Multi-objective optimization of boiler NO emissions and platen superheater overheating based on ensemble learning and deep reinforcement learning
Yuchen Fan, Xiao Liu, Yongqing Zhou, Chang Wei, Xin Liu, Chi Kong Li, Xinying Li, Heyang Wang
Abstract
Air-staged combustion is widely used in coal-fired boilers to reduce NO x emissions. However, it causes the high-temperature flame to move upwards and may lead to tube overheating of the platen superheater (PLSH) located in the upper furnace. This has significantly affected boiler safety and limited the implementation of deep air-staged combustion for greater NO x reduction. To solve this problem, a multi-objective optimization model is proposed to realize the coordinated optimization of NO x emissions and PLSH tube temperatures.
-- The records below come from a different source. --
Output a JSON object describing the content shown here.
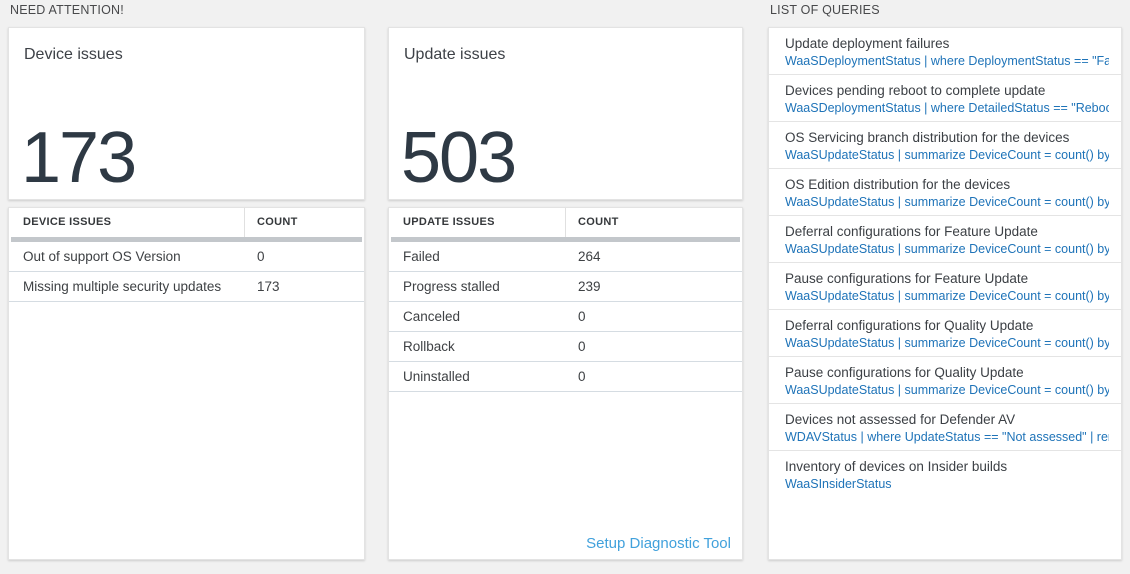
{
  "colors": {
    "page_bg": "#f1f1f1",
    "card_bg": "#ffffff",
    "card_border": "#e3e3e3",
    "query_link_blue": "#1e73b8",
    "setup_link_blue": "#41a1dc",
    "big_number": "#2e3944",
    "scrollbar": "#c3c7cb",
    "row_divider": "#d5dce2"
  },
  "sections": {
    "need_attention_label": "NEED ATTENTION!",
    "queries_label": "LIST OF QUERIES"
  },
  "device_panel": {
    "tile_title": "Device issues",
    "tile_value": "173",
    "table": {
      "columns": [
        "DEVICE ISSUES",
        "COUNT"
      ],
      "rows": [
        {
          "label": "Out of support OS Version",
          "count": "0"
        },
        {
          "label": "Missing multiple security updates",
          "count": "173"
        }
      ]
    }
  },
  "update_panel": {
    "tile_title": "Update issues",
    "tile_value": "503",
    "table": {
      "columns": [
        "UPDATE ISSUES",
        "COUNT"
      ],
      "rows": [
        {
          "label": "Failed",
          "count": "264"
        },
        {
          "label": "Progress stalled",
          "count": "239"
        },
        {
          "label": "Canceled",
          "count": "0"
        },
        {
          "label": "Rollback",
          "count": "0"
        },
        {
          "label": "Uninstalled",
          "count": "0"
        }
      ]
    },
    "footer_link_label": "Setup Diagnostic Tool"
  },
  "queries_panel": {
    "items": [
      {
        "title": "Update deployment failures",
        "query": "WaaSDeploymentStatus | where DeploymentStatus == \"Failed\" |..."
      },
      {
        "title": "Devices pending reboot to complete update",
        "query": "WaaSDeploymentStatus | where DetailedStatus == \"Reboot pend..."
      },
      {
        "title": "OS Servicing branch distribution for the devices",
        "query": "WaaSUpdateStatus | summarize DeviceCount = count() by OSSer..."
      },
      {
        "title": "OS Edition distribution for the devices",
        "query": "WaaSUpdateStatus | summarize DeviceCount = count() by OSEdit..."
      },
      {
        "title": "Deferral configurations for Feature Update",
        "query": "WaaSUpdateStatus | summarize DeviceCount = count() by Featur..."
      },
      {
        "title": "Pause configurations for Feature Update",
        "query": "WaaSUpdateStatus | summarize DeviceCount = count() by Featur..."
      },
      {
        "title": "Deferral configurations for Quality Update",
        "query": "WaaSUpdateStatus | summarize DeviceCount = count() by Qualit..."
      },
      {
        "title": "Pause configurations for Quality Update",
        "query": "WaaSUpdateStatus | summarize DeviceCount = count() by Qualit..."
      },
      {
        "title": "Devices not assessed for Defender AV",
        "query": "WDAVStatus | where UpdateStatus == \"Not assessed\" | render ta..."
      },
      {
        "title": "Inventory of devices on Insider builds",
        "query": "WaaSInsiderStatus"
      }
    ]
  }
}
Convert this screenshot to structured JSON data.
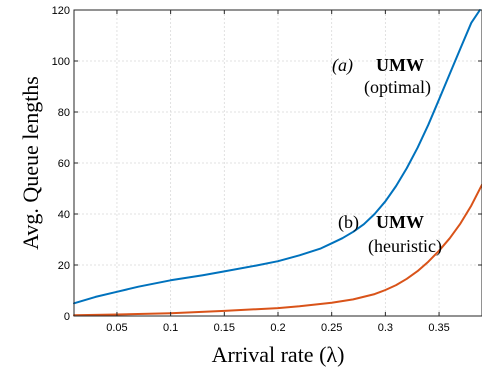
{
  "chart_data": {
    "type": "line",
    "xlabel": "Arrival rate (λ)",
    "ylabel": "Avg. Queue lengths",
    "xlim": [
      0.01,
      0.39
    ],
    "ylim": [
      0,
      120
    ],
    "xticks": [
      0.05,
      0.1,
      0.15,
      0.2,
      0.25,
      0.3,
      0.35
    ],
    "xtick_labels": [
      "0.05",
      "0.1",
      "0.15",
      "0.2",
      "0.25",
      "0.3",
      "0.35"
    ],
    "yticks": [
      0,
      20,
      40,
      60,
      80,
      100,
      120
    ],
    "ytick_labels": [
      "0",
      "20",
      "40",
      "60",
      "80",
      "100",
      "120"
    ],
    "grid": true,
    "series": [
      {
        "name": "(a) UMW (optimal)",
        "color": "#0072BD",
        "x": [
          0.01,
          0.03,
          0.05,
          0.07,
          0.1,
          0.13,
          0.15,
          0.18,
          0.2,
          0.22,
          0.24,
          0.25,
          0.26,
          0.27,
          0.28,
          0.29,
          0.3,
          0.31,
          0.32,
          0.33,
          0.34,
          0.35,
          0.36,
          0.37,
          0.38,
          0.388
        ],
        "y": [
          5,
          7.5,
          9.5,
          11.5,
          14,
          16,
          17.5,
          19.8,
          21.5,
          23.8,
          26.5,
          28.5,
          30.5,
          33,
          36,
          40,
          45,
          51,
          58,
          66,
          75,
          85,
          95,
          105,
          115,
          120
        ]
      },
      {
        "name": "(b) UMW (heuristic)",
        "color": "#D95319",
        "x": [
          0.01,
          0.05,
          0.1,
          0.15,
          0.2,
          0.22,
          0.25,
          0.27,
          0.29,
          0.3,
          0.31,
          0.32,
          0.33,
          0.34,
          0.35,
          0.36,
          0.37,
          0.38,
          0.39
        ],
        "y": [
          0.3,
          0.6,
          1.1,
          2.0,
          3.1,
          3.8,
          5.2,
          6.5,
          8.6,
          10.2,
          12.1,
          14.6,
          17.6,
          21.3,
          25.6,
          30.5,
          36.3,
          43.3,
          51.5
        ]
      }
    ],
    "annotations": [
      {
        "italic": "(a)",
        "bold": "UMW",
        "sub": "(optimal)"
      },
      {
        "italic": "(b)",
        "bold": "UMW",
        "sub": "(heuristic)"
      }
    ]
  }
}
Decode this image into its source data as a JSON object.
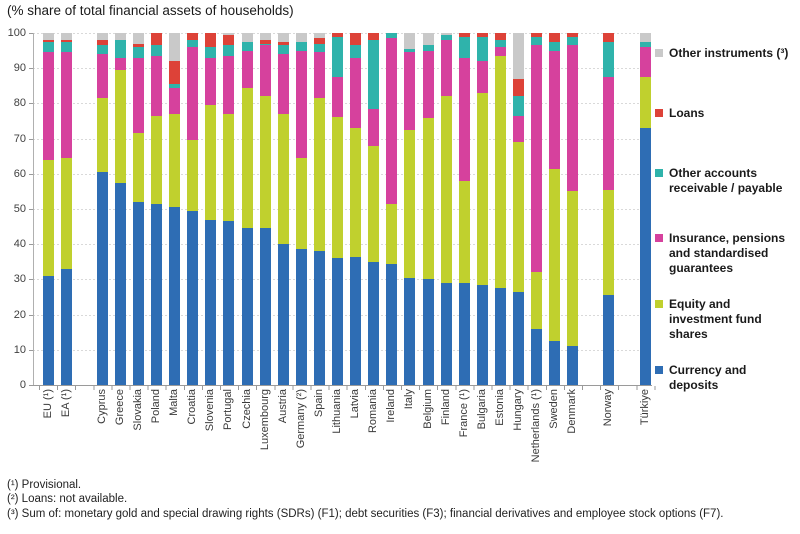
{
  "title": "(% share of total financial assets of households)",
  "footnotes": [
    "(¹) Provisional.",
    "(²) Loans: not available.",
    "(³) Sum of: monetary gold and special drawing rights (SDRs) (F1); debt securities (F3); financial derivatives and employee stock options (F7)."
  ],
  "chart_data": {
    "type": "bar",
    "stacked": true,
    "title": "(% share of total financial assets of households)",
    "xlabel": "",
    "ylabel": "% share of total financial assets of households",
    "ylim": [
      0,
      100
    ],
    "ytick_step": 10,
    "grid": "horizontal-dotted",
    "legend_position": "right",
    "series_order_bottom_to_top": [
      "currency_deposits",
      "equity_funds",
      "insurance_pensions",
      "other_accounts",
      "loans",
      "other_instruments"
    ],
    "series": [
      {
        "id": "other_instruments",
        "label": "Other instruments (³)",
        "color": "#c9c9c9"
      },
      {
        "id": "loans",
        "label": "Loans",
        "color": "#dd4238"
      },
      {
        "id": "other_accounts",
        "label": "Other accounts receivable / payable",
        "color": "#2fb3ab"
      },
      {
        "id": "insurance_pensions",
        "label": "Insurance, pensions and standardised guarantees",
        "color": "#d6419d"
      },
      {
        "id": "equity_funds",
        "label": "Equity and investment fund shares",
        "color": "#c0d02e"
      },
      {
        "id": "currency_deposits",
        "label": "Currency and deposits",
        "color": "#2e6db4"
      }
    ],
    "categories": [
      {
        "name": "EU (¹)",
        "values": {
          "currency_deposits": 31,
          "equity_funds": 33,
          "insurance_pensions": 30.5,
          "other_accounts": 3,
          "loans": 0.5,
          "other_instruments": 2
        }
      },
      {
        "name": "EA (¹)",
        "values": {
          "currency_deposits": 33,
          "equity_funds": 31.5,
          "insurance_pensions": 30,
          "other_accounts": 3,
          "loans": 0.5,
          "other_instruments": 2
        },
        "gap_after": true
      },
      {
        "name": "Cyprus",
        "values": {
          "currency_deposits": 60.5,
          "equity_funds": 21,
          "insurance_pensions": 12.5,
          "other_accounts": 2.5,
          "loans": 1.5,
          "other_instruments": 2
        }
      },
      {
        "name": "Greece",
        "values": {
          "currency_deposits": 57.5,
          "equity_funds": 32,
          "insurance_pensions": 3.5,
          "other_accounts": 5,
          "loans": 0,
          "other_instruments": 2
        }
      },
      {
        "name": "Slovakia",
        "values": {
          "currency_deposits": 52,
          "equity_funds": 19.5,
          "insurance_pensions": 21.5,
          "other_accounts": 3,
          "loans": 1,
          "other_instruments": 3
        }
      },
      {
        "name": "Poland",
        "values": {
          "currency_deposits": 51.5,
          "equity_funds": 25,
          "insurance_pensions": 17,
          "other_accounts": 3,
          "loans": 3.5,
          "other_instruments": 0
        }
      },
      {
        "name": "Malta",
        "values": {
          "currency_deposits": 50.5,
          "equity_funds": 26.5,
          "insurance_pensions": 7.5,
          "other_accounts": 1,
          "loans": 6.5,
          "other_instruments": 8
        }
      },
      {
        "name": "Croatia",
        "values": {
          "currency_deposits": 49.5,
          "equity_funds": 20,
          "insurance_pensions": 26.5,
          "other_accounts": 2,
          "loans": 2,
          "other_instruments": 0
        }
      },
      {
        "name": "Slovenia",
        "values": {
          "currency_deposits": 47,
          "equity_funds": 32.5,
          "insurance_pensions": 13.5,
          "other_accounts": 3,
          "loans": 4,
          "other_instruments": 0
        }
      },
      {
        "name": "Portugal",
        "values": {
          "currency_deposits": 46.5,
          "equity_funds": 30.5,
          "insurance_pensions": 16.5,
          "other_accounts": 3,
          "loans": 3,
          "other_instruments": 0.5
        }
      },
      {
        "name": "Czechia",
        "values": {
          "currency_deposits": 44.5,
          "equity_funds": 40,
          "insurance_pensions": 10.5,
          "other_accounts": 2.5,
          "loans": 0,
          "other_instruments": 2.5
        }
      },
      {
        "name": "Luxembourg",
        "values": {
          "currency_deposits": 44.5,
          "equity_funds": 37.5,
          "insurance_pensions": 14.5,
          "other_accounts": 0.5,
          "loans": 1,
          "other_instruments": 2
        }
      },
      {
        "name": "Austria",
        "values": {
          "currency_deposits": 40,
          "equity_funds": 37,
          "insurance_pensions": 17,
          "other_accounts": 2.5,
          "loans": 1,
          "other_instruments": 2.5
        }
      },
      {
        "name": "Germany (²)",
        "values": {
          "currency_deposits": 38.5,
          "equity_funds": 26,
          "insurance_pensions": 30.5,
          "other_accounts": 2.5,
          "loans": 0,
          "other_instruments": 2.5
        }
      },
      {
        "name": "Spain",
        "values": {
          "currency_deposits": 38,
          "equity_funds": 43.5,
          "insurance_pensions": 13,
          "other_accounts": 2.5,
          "loans": 1.5,
          "other_instruments": 1.5
        }
      },
      {
        "name": "Lithuania",
        "values": {
          "currency_deposits": 36,
          "equity_funds": 40,
          "insurance_pensions": 11.5,
          "other_accounts": 11.5,
          "loans": 1,
          "other_instruments": 0
        }
      },
      {
        "name": "Latvia",
        "values": {
          "currency_deposits": 36.5,
          "equity_funds": 36.5,
          "insurance_pensions": 20,
          "other_accounts": 3.5,
          "loans": 3.5,
          "other_instruments": 0
        }
      },
      {
        "name": "Romania",
        "values": {
          "currency_deposits": 35,
          "equity_funds": 33,
          "insurance_pensions": 10.5,
          "other_accounts": 19.5,
          "loans": 2,
          "other_instruments": 0
        }
      },
      {
        "name": "Ireland",
        "values": {
          "currency_deposits": 34.5,
          "equity_funds": 17,
          "insurance_pensions": 47,
          "other_accounts": 1.5,
          "loans": 0,
          "other_instruments": 0
        }
      },
      {
        "name": "Italy",
        "values": {
          "currency_deposits": 30.5,
          "equity_funds": 42,
          "insurance_pensions": 22,
          "other_accounts": 1,
          "loans": 0,
          "other_instruments": 4.5
        }
      },
      {
        "name": "Belgium",
        "values": {
          "currency_deposits": 30,
          "equity_funds": 46,
          "insurance_pensions": 19,
          "other_accounts": 1.5,
          "loans": 0,
          "other_instruments": 3.5
        }
      },
      {
        "name": "Finland",
        "values": {
          "currency_deposits": 29,
          "equity_funds": 53,
          "insurance_pensions": 16,
          "other_accounts": 1.5,
          "loans": 0,
          "other_instruments": 0.5
        }
      },
      {
        "name": "France (¹)",
        "values": {
          "currency_deposits": 29,
          "equity_funds": 29,
          "insurance_pensions": 35,
          "other_accounts": 6,
          "loans": 1,
          "other_instruments": 0
        }
      },
      {
        "name": "Bulgaria",
        "values": {
          "currency_deposits": 28.5,
          "equity_funds": 54.5,
          "insurance_pensions": 9,
          "other_accounts": 7,
          "loans": 1,
          "other_instruments": 0
        }
      },
      {
        "name": "Estonia",
        "values": {
          "currency_deposits": 27.5,
          "equity_funds": 66,
          "insurance_pensions": 2.5,
          "other_accounts": 2,
          "loans": 2,
          "other_instruments": 0
        }
      },
      {
        "name": "Hungary",
        "values": {
          "currency_deposits": 26.5,
          "equity_funds": 42.5,
          "insurance_pensions": 7.5,
          "other_accounts": 5.5,
          "loans": 5,
          "other_instruments": 13
        }
      },
      {
        "name": "Netherlands (¹)",
        "values": {
          "currency_deposits": 16,
          "equity_funds": 16,
          "insurance_pensions": 64.5,
          "other_accounts": 2.5,
          "loans": 1,
          "other_instruments": 0
        }
      },
      {
        "name": "Sweden",
        "values": {
          "currency_deposits": 12.5,
          "equity_funds": 49,
          "insurance_pensions": 33.5,
          "other_accounts": 2.5,
          "loans": 2.5,
          "other_instruments": 0
        }
      },
      {
        "name": "Denmark",
        "values": {
          "currency_deposits": 11,
          "equity_funds": 44,
          "insurance_pensions": 41.5,
          "other_accounts": 2.5,
          "loans": 1,
          "other_instruments": 0
        },
        "gap_after": true
      },
      {
        "name": "Norway",
        "values": {
          "currency_deposits": 25.5,
          "equity_funds": 30,
          "insurance_pensions": 32,
          "other_accounts": 10,
          "loans": 2.5,
          "other_instruments": 0
        },
        "gap_after": true
      },
      {
        "name": "Türkiye",
        "values": {
          "currency_deposits": 73,
          "equity_funds": 14.5,
          "insurance_pensions": 8.5,
          "other_accounts": 1.5,
          "loans": 0,
          "other_instruments": 2.5
        }
      }
    ]
  }
}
Firstly, the ensemble learning method, which integrates the strengths of multiple models (DNN, XGBoost, TabNet, and ELM), is used to construct the prediction models for boiler NO x and PLSH temperatures, which improves the prediction accuracy by 10 % compared to individual models. Secondly, the deep reinforcement learning algorithm (TD3) is utilized to identify the optimal boiler parameters by interacting with the prediction models to realize the coordinated optimization of NO x emissions and PLSH temperatures. Application of this multi-objective optimization model to a 600 MW boiler shows that it can discriminate the main boiler problems at different boiler loads (higher NO x at high loads and high PLSH temperature at all loads) and present different optimization strategies accordingly, which can achieve an average reduction of 44.3 mg/Nm 3 in NO x emissions and an average increase of 14.2 % in PLSH temperature compliance rate without compromising boiler efficiency. This study provides a solution to improve the capability of boilers to apply deeper air-staged combustion to achieve greater NO x reduction while maintaining operational safety and economy.